Api yang menyelimuti kepalan tangan Rin berubah menjadi tiga buah panah dalam sekejap. Dilemparkannya panah-panah itu pada makhluk berjubah hitam di sisi lain kantin.

Makhluk itu terlambat bereaksi hingga satu panah mengenai kepalanya, sedangkan dua panah lain memeleset. Panah api yang mengenainya lenyap begitu saja seperti tidak pernah ada, bahkan tudungnya tidak koyak ataupun terbakar.

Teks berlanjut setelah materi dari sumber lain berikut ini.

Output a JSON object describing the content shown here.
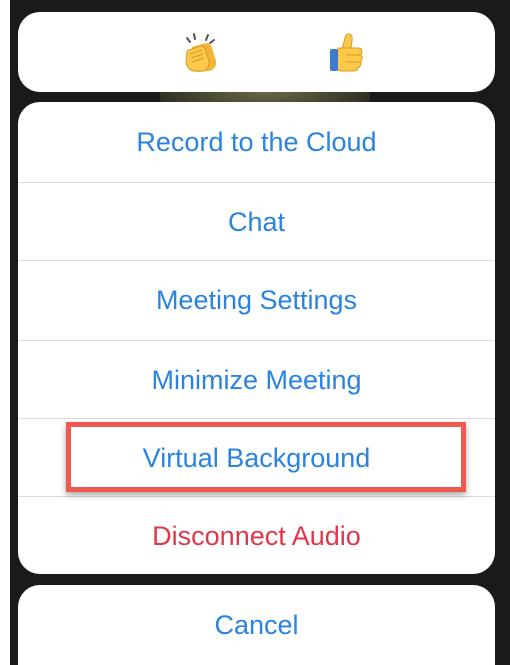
{
  "reactions": [
    {
      "icon": "clapping-hands-icon"
    },
    {
      "icon": "thumbs-up-icon"
    }
  ],
  "menu": {
    "items": [
      {
        "label": "Record to the Cloud"
      },
      {
        "label": "Chat"
      },
      {
        "label": "Meeting Settings"
      },
      {
        "label": "Minimize Meeting"
      },
      {
        "label": "Virtual Background",
        "highlighted": true
      },
      {
        "label": "Disconnect Audio",
        "destructive": true
      }
    ]
  },
  "cancel": {
    "label": "Cancel"
  },
  "colors": {
    "action_blue": "#2b83e0",
    "destructive_red": "#e0374a",
    "highlight_red": "#ef5a4e"
  }
}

Rin berlari dengan sebuah kursi di tangan, naik ke salah satu meja, terus melompat ke arah makhluk itu. Diayunkannya kursi tersebut sekuat tenaga, menghantam kepala makhluk itu hingga kursinya patah.

Mata Rin membeliak. Apa yang terjadi tidak seperti yang dibayangkannya. Makhluk itu tidak mengerang kesakitan atau terpukul mundur. Dia hanya bergeming.

Sudah terlambat bagi Rin untuk menghindar. Makhluk itu melakukan gerakan melibas dengan tangan kiri. Rin pun terhempas ke meja yang langsung patah begitu dia mendarat.

Beragam umpatan keluar dari mulut Rin saat dia berusaha bangkit berdiri. Potongan kayu tertancap pada lengan kirinya, membuat gadis itu meringis. Lengan kausnya sobek, terlihat sedang menyerap darah yang mengalir dari luka.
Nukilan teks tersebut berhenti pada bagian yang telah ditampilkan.